• Thursday, 26 December 2024

Sierra Leone's Julius Maada Bio re-elected president

Sierra Leone's Julius Maada Bio re-elected president

Freetown, 27 June 2023 (dpa/MIA) - Sierra Leone's President Julius Maada Bio has been re-elected for a second term in office, despite soaring unemployment and inflation.

Bio received 56.1% of the ballots to defeat his main challenger Samura Kamara, who garnered 41.1%, the electoral commission announced Tuesday.

Bio barely avoided a run-off by obtaining slightly more than the 55% of votes need for a first-round win.

Bios' Sierra Leone People's Party (SLPP) and Kamara's All People's Congress (APC) party have dominated the small West African nation along ethnic and regional lines for decades.

A total of 13 candidates contested the race held on Saturday. Bio had also prevailed over Kamara in 2018.

Sierra Leone experienced one of Africa's worst civil wars from 1991 to 2002, with tens of thousands of people killed. In 2014, an Ebola outbreak plunged the country into another years-long crisis from which the economy has never fully recovered.

Many people, especially in rural areas, live in extreme poverty. Some 60% of young people are unemployed, and the price of basic foodstuffs has multiplied.

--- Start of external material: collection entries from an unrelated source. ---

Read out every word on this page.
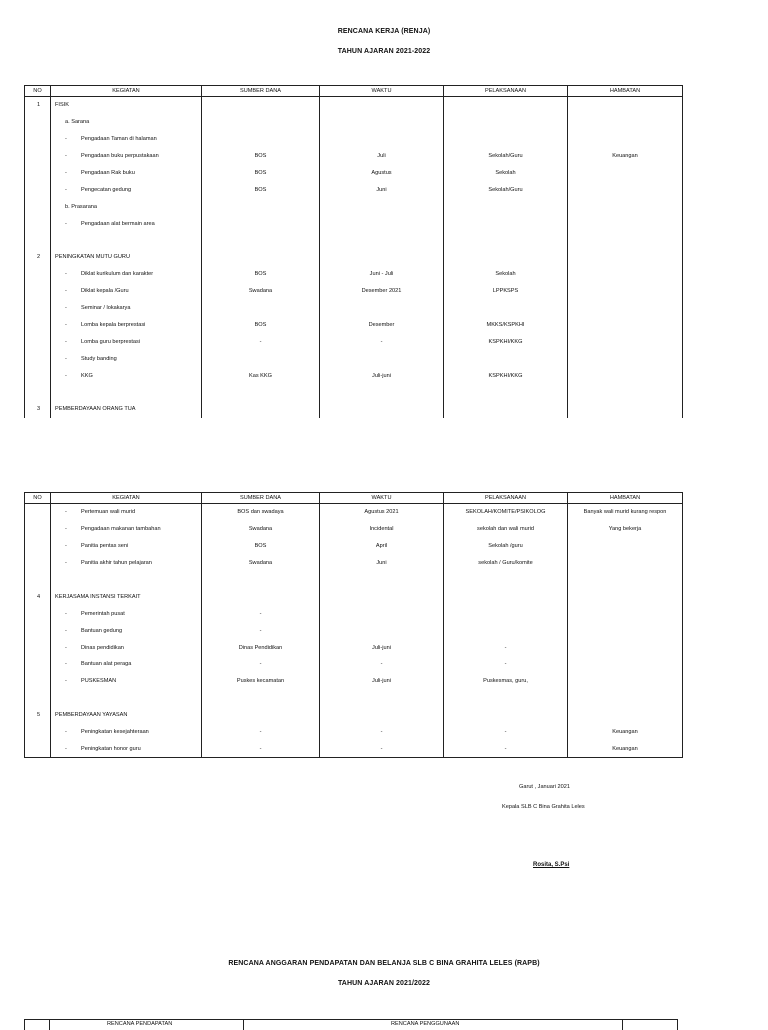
RENCANA KERJA (RENJA)
TAHUN AJARAN 2021-2022
NO	KEGIATAN	SUMBER DANA	WAKTU	PELAKSANAAN	HAMBATAN
1	FISIK				
	a. Sarana				
	- Pengadaan Taman di halaman				
	- Pengadaan buku perpustakaan	BOS	Juli	Sekolah/Guru	Keuangan
	- Pengadaan Rak buku	BOS	Agustus	Sekolah	
	- Pengecatan gedung	BOS	Juni	Sekolah/Guru	
	b. Prasarana				
	- Pengadaan alat bermain area				

2	PENINGKATAN MUTU GURU				
	- Diklat kurikulum dan karakter	BOS	Juni - Juli	Sekolah	
	- Diklat kepala /Guru	Swadana	Desember 2021	LPPKSPS	
	- Seminar / lokakarya				
	- Lomba kepala berprestasi	BOS	Desember	MKKS/KSPKHI	
	- Lomba guru berprestasi	-	-	KSPKHI/KKG	
	- Study banding				
	- KKG	Kas KKG	Juli-juni	KSPKHI/KKG	

3	PEMBERDAYAAN ORANG TUA				
NO	KEGIATAN	SUMBER DANA	WAKTU	PELAKSANAAN	HAMBATAN
	- Pertemuan wali murid	BOS dan swadaya	Agustus 2021	SEKOLAH/KOMITE/PSIKOLOG	Banyak wali murid kurang respon
	- Pengadaan makanan tambahan	Swadana	Incidental	sekolah dan wali murid	Yang bekerja
	- Panitia pentas seni	BOS	April	Sekolah /guru	
	- Panitia akhir tahun pelajaran	Swadana	Juni	sekolah / Guru/komite	

4	KERJASAMA INSTANSI TERKAIT				
	- Pemerintah pusat	-			
	- Bantuan gedung	-			
	- Dinas pendidikan	Dinas Pendidikan	Juli-juni	-	
	- Bantuan alat peraga	-	-	-	
	- PUSKESMAN	Puskes kecamatan	Juli-juni	Puskesmas, guru,	

5	PEMBERDAYAAN YAYASAN				
	- Peningkatan kesejahteraan	-	-	-	Keuangan
	- Peningkatan honor guru	-	-	-	Keuangan
Garut , Januari 2021
Kepala SLB C Bina Grahita Leles
Rosita, S.Psi
RENCANA ANGGARAN PENDAPATAN DAN BELANJA SLB C BINA GRAHITA LELES (RAPB)
TAHUN AJARAN 2021/2022
RENCANA PENDAPATAN	RENCANA PENGGUNAAN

Bio, who ruled two months after a military coup in 1996 and helped transition to the first free elections in decades, is revered by many as the country's "father of modern democracy."

His government, in power since 2018, introduced free schooling, promoted equality, and spearheaded science and infrastructure initiatives.

But Bio has also come in for criticism for his treatment of opponents.

In August, more than 20 anti-government demonstrators and six police officers were killed in clashes.